Here are Drinkwitz's comments:
"Now you've got 30 teams, 30 teams. Now you're talking about an opportunity for 30 teams, 30 fan bases to be excited and engaged, engaged in giving revenue. You've got 30 teams with players who have access to compete for a championship,' Drinkwitz said. 'So, for me, I think that makes a lot more sense.'
No -- just, no.
College football is (or was) the best sport in the world. The big differentiating factor from others is that the regular season, in and of itself, was a playoff, or a play-in. You could afford to lose one in the four-team College Football Playoff era, and even then, it depended on who you lost to. With the expansion to 12, one team (OSU) entered the playoff with two losses (one to unranked, five-loss Michigan); the other participant, Notre Dame, lost at home to Northern Illinois early in the season. During the four-team era, both would, essentially, be disqualified. However, both got in, made runs, and got into the final game.

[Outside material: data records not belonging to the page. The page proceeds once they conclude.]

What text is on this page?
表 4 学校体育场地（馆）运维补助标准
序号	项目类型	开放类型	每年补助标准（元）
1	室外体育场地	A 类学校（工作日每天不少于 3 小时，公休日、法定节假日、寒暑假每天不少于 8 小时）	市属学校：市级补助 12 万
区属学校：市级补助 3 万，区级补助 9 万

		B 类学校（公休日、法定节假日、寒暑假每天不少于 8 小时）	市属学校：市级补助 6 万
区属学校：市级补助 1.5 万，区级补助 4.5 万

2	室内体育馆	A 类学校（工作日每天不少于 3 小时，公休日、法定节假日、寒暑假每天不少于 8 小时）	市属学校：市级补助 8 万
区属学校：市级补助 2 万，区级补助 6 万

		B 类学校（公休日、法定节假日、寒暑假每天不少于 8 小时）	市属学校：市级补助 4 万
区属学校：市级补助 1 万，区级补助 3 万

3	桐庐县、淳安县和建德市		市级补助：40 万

Some would argue that that means expansion was necessary. I disagree. The results in-season need to mean something. And giving teams multiple mulligans dilutes the importance of the College Football Playoff and the national championship.
Note, this isn't just preserving Michigan's 2023 win -- the 2016 and 2018 teams very well could have won it all (especially the former) if the playoff had been expanded. However, in-season results meant something, and the Wolverines were on the outside looking in. And, in my opinion, rightly so.
To allow more and more teams in to compete to win a national championship lessens the importance of the regular season. It also lessens the significance of making the playoff. When it was four teams, it meant something, being able to hang that College Football Playoff insignia in your building. Like bandied about in the movie, The Social Network, exclusivity means something. But to keep expanding to let teams in that couldn't make the four-team iteration dilutes the product.
Yes, some teams found success in the first year of the 12-team version. Some expected (like Ohio State), others got in for the first time (Penn State, SMU, Boise State, etc.). While that was certainly a special moment for the latter teams, and their fan bases were more excited, does that make the product of college football better? I'd argue, no. Be better in the regular season, make the climb -- that's what makes a season special, not just going on a late run against what might be more favorable matchups. In the 1980s NBA, the Lakers had to overcome the superior Celtics. Once they had, the Pistons had to overcome the superior Lakers. Once they had, the Bulls had to overcome the superior Pistons. There's something to be said about the climb, and while there can still be a climb, the bar for entry even with 12 teams is too low.
Michigan fans will tell you that making the four-team playoff after being on the outside looking in made the 2021-23 run particularly special. 2021 was unexpected, 2022 was expected but finished in disappointment, but 2023 -- the national championship year -- came with overcoming Alabama and then Washington. I don't think a single Wolverines fan would trade that run for getting additional chances in 2016 or 2018.
So, this isn't even just an argument about 30 teams as Drinkwitz suggests -- this is an argument that even 12 teams is too much. 30? That's just insane.
And considering that there's talk, already, of expanding from 12 to 16, someone needs to put a stop to this, because a 30-team playoff, honestly, isn't terribly unrealistic considering the trajectory. Yet, with programs desiring shortcuts, greed at the top of the sport, and people running things that don't seem to understand what makes the sport special, we're teetering on the brink of losing college football and its unique system that differentiates it from everything else in the world.
We need fewer teams in the College Football Playoff -- not more.